Shab, Mustafa, Sikandar et Qais sont des jeunes Afghans de la classe supérieure. Bourgeois bohèmes, la vingtaine, passionnés d’art et de culture, ils n’ont guère connu que la guerre dans leur pays. Lorsque le Génération Café, le seul bar de la capitale à offrir une programmation culturelle, est détruit par un attentat terroriste, les quatre jeunes gens se mobilisent. Ils vont retaper une ancienne salle de cinéma et la rouvrir au public.

Kabullywood est un drôle d’objet filmique, un mélange de documentaire et de fiction. Documentaire, Kabullywood l’est assurément, qui montre l’Afghanistan comme on ne le filme guère, loin de l’imagerie caricaturale taliban/burqa/pavot à laquelle il est réduit. On y voit une métropole comme le Tiers monde en compte tant, laide et polluée dont le seul trait distinctif est la majestueuse chaîne de montagnes enneigées qui ceint le bassin dans lequel elle est lotie. Documentaire également, Kabullywood raconte les efforts désespérés que quelques individus déploient pour y faire (re)vivre une expression artistique. On pense à Salim Shaheen, le réalisateur le plus connu et le plus prolifique d’Afghanistan, auquel Sonia Kronlund a consacré un documentaire sorti en 2017 Nothingwood.
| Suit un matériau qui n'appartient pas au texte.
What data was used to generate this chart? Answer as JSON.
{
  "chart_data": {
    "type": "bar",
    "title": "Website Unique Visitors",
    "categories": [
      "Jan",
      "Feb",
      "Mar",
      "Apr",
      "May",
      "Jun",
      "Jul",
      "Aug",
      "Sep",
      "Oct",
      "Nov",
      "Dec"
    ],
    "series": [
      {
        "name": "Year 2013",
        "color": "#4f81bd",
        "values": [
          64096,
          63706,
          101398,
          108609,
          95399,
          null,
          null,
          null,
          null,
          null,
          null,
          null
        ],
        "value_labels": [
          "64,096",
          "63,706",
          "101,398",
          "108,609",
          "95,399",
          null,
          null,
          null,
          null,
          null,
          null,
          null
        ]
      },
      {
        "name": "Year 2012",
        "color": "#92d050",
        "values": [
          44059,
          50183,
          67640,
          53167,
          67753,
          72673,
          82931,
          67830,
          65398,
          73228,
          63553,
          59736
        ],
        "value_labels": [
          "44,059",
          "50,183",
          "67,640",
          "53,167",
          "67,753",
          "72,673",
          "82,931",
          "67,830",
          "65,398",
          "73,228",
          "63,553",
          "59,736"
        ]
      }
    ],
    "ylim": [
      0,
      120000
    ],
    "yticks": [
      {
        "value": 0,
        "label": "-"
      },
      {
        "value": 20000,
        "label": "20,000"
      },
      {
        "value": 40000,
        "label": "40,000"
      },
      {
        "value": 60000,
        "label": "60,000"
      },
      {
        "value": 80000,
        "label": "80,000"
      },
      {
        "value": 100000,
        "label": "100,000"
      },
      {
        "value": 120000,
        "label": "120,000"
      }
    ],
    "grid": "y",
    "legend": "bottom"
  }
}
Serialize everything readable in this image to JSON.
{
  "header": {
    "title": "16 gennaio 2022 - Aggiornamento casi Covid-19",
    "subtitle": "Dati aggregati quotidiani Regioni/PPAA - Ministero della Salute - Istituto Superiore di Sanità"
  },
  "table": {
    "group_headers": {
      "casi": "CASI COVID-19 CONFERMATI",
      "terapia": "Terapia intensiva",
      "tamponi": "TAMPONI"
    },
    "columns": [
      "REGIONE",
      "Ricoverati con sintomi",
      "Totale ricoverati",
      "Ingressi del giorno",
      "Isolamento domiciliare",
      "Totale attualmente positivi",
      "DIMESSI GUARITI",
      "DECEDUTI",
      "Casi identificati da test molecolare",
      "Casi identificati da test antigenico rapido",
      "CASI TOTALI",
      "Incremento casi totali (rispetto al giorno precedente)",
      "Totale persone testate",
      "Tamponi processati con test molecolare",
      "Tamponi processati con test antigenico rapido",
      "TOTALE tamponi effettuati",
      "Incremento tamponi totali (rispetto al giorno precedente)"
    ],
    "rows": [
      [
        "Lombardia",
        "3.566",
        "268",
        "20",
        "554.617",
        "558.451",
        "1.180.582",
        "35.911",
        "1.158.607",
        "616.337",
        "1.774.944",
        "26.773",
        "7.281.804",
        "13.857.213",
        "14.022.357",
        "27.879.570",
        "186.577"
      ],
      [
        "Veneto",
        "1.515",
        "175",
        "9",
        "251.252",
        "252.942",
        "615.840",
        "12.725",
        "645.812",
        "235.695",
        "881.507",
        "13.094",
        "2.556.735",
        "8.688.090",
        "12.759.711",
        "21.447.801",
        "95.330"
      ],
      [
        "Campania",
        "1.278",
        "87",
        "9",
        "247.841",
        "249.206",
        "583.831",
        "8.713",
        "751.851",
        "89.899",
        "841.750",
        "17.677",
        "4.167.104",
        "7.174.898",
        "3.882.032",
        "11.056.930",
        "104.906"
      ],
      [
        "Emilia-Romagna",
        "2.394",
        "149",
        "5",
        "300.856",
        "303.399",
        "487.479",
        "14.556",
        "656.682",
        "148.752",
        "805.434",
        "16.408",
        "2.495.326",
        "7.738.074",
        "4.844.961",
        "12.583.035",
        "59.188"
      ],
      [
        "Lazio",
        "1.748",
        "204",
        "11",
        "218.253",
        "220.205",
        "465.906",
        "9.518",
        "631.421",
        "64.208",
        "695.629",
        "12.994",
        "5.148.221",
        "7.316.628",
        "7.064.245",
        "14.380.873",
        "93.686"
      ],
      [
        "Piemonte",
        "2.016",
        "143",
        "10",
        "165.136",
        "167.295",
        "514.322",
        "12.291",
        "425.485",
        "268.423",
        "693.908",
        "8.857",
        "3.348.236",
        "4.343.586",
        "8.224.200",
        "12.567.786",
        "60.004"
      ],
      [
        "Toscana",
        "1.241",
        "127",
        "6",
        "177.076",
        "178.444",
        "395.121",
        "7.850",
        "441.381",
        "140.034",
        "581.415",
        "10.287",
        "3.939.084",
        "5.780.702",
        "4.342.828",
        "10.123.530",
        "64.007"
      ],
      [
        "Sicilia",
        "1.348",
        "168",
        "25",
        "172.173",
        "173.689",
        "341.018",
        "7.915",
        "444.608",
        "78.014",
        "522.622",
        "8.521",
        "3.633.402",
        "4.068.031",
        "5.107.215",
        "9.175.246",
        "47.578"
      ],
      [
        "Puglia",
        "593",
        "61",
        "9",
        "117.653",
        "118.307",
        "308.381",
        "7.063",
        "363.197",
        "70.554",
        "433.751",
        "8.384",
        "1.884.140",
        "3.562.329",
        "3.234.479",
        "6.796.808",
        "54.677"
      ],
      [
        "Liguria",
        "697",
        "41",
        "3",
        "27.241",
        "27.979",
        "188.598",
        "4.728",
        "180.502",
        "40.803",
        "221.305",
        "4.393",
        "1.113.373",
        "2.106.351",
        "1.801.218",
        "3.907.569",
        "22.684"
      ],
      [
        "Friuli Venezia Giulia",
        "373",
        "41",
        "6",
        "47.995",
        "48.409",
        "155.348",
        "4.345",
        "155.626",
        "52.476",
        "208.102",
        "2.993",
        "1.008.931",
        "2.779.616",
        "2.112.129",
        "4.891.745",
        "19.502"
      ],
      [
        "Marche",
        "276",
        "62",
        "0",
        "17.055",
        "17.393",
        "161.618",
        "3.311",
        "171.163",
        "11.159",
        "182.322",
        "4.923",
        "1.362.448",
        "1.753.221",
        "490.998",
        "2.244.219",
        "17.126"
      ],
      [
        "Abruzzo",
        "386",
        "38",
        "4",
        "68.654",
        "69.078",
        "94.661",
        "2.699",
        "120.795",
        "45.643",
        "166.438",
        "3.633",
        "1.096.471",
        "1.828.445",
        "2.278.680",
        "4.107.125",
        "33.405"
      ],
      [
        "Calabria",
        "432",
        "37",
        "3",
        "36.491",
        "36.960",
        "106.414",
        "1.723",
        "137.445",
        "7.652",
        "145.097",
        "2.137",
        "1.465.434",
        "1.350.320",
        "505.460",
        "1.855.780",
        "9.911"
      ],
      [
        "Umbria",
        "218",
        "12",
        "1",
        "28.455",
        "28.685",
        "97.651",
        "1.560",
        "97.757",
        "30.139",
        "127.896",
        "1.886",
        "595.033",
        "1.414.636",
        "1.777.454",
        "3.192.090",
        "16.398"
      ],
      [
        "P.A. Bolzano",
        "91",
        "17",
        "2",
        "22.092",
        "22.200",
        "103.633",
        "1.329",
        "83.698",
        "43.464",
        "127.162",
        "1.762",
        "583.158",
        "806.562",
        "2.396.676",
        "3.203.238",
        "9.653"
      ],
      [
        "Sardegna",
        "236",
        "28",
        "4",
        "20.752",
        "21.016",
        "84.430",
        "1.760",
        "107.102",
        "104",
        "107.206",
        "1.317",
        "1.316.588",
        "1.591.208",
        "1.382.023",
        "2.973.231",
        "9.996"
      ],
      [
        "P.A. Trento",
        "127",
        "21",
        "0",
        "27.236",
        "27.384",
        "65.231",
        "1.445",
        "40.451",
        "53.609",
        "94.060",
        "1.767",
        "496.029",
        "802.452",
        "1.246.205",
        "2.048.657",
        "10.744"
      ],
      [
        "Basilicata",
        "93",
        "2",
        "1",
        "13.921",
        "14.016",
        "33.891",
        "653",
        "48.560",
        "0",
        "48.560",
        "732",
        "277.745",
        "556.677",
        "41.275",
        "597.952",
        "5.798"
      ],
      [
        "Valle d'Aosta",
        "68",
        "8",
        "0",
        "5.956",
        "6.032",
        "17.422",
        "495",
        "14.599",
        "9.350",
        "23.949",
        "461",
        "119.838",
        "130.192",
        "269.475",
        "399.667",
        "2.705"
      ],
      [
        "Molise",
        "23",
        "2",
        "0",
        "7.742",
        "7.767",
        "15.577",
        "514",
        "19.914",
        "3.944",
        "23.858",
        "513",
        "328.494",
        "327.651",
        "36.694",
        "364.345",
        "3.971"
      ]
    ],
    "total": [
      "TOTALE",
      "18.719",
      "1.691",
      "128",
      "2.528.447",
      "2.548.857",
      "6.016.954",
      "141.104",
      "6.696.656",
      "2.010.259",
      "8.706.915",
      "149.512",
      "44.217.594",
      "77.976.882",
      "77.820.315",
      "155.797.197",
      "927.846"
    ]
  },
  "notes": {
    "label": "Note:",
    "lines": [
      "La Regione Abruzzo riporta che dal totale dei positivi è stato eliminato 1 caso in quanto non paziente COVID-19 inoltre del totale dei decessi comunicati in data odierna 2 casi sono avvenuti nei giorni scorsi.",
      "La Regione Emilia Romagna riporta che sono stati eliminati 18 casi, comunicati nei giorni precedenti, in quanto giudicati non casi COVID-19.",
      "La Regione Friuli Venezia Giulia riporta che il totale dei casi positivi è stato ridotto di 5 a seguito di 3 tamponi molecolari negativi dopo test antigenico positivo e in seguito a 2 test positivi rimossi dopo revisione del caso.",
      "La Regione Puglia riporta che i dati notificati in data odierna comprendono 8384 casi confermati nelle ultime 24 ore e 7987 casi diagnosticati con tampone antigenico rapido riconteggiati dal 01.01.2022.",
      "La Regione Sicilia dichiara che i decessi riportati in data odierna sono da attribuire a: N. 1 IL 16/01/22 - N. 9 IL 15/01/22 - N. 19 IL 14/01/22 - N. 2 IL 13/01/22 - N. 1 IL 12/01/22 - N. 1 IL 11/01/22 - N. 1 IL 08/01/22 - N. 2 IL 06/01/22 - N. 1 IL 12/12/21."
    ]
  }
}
Mais Kabullywood est aussi une œuvre de fiction pas toujours adroite. Tourné à la va-vite avec des acteurs amateurs, Kabullywood a parfois la naïveté d’une télénovela brésilienne : ainsi des scènes où le père de Sikandar roule des yeux scandalisés à la découverte des frasques de son fils ou celles où le frère de Shab jure de défendre la réputation de sa sœur. Le scénario n’arrange rien dont les rebondissements pas toujours crédibles (une course poursuite en voiture à Kaboul) n’apportent rien au film.

On en vient à regretter que Kabullywood ne se soit pas borné à ce qu’il aurait pu être : un reportage sur l’impossible réouverture d’un cinéma.